Avverso la sentenza, a mezzo del difensore fiduciario, l’imputato ha presentato ricorso per cassazione, deducendo, con il primo motivo, l’erronea applicazione della legge penale incriminatrice per avere la Corte d’appello ritenuto sussistente il reato senza aver considerato l’autorizzazione edilizia in sanatoria rilasciata nel 1991 alla madre del ricorrente, dalla quale il medesimo aveva acquistato gli immobili iure successionis. Tale autorizzazione – si allega comprovava che le platee in cemento ed i muretti erano stati realizzati dalla madre del ricorrente e che, comunque, per tali opere era intervenuta la sanatoria. Quanto alle baracche in lamiera, utilizzate già dalla dante causa come riparo per l’attività di attrezzature impiegate per la lavorazione e la vendita di legna da ardere, si sostiene trattarsi di manufatti precari, successivamente rimossi, non assoggettati al previo rilascio del titolo edilizio.
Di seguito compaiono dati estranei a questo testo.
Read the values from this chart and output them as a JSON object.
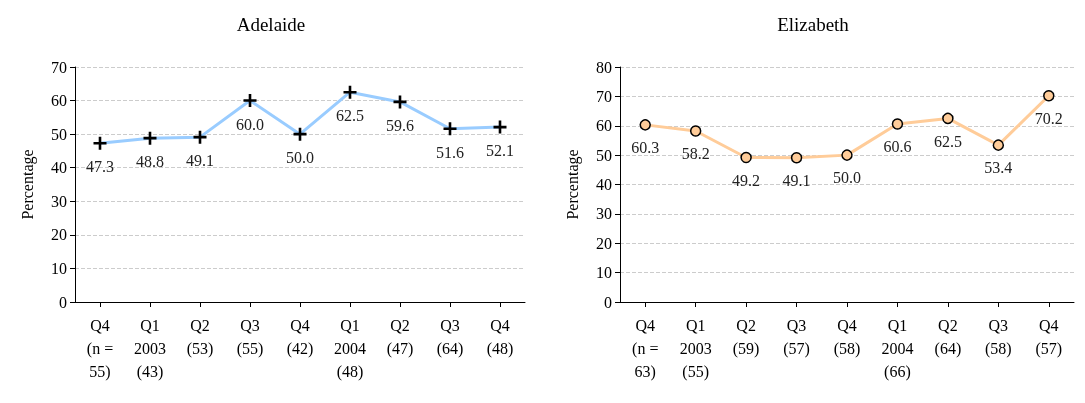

Si lamenta, inoltre, che la determinazione della pena sarebbe stata illegittimamente parametrata anche al contestato concorso di persone nel reato, insussistente per essere stato il coimputato assolto dall’addebito ascrittogli.
2.1. Con il secondo e il terzo motivo si lamentano, rispettivamente, la mancata acquisizione di una prova decisiva e il difetto di motivazione per non avere la Corte d’appello accolto, senza rendere motivazione, la richiesta di accertamento tecnico volto a dimostrare l’inesistenza sull’area delle citate baracche e, dunque, la loro precarietà e stagionalità.
2.2. Con l’ultimo motivo di ricorso si allega che, pur considerata la sospensione del corso della prescrizione per la durata di anni uno e mesi sei previsto dalla c.d. legge Orlando, il reato, commesso in data antecedente al 13 settembre 2017, sarebbe estinto con conseguente necessità di annullare la sentenza per sopravvenuta prescrizione.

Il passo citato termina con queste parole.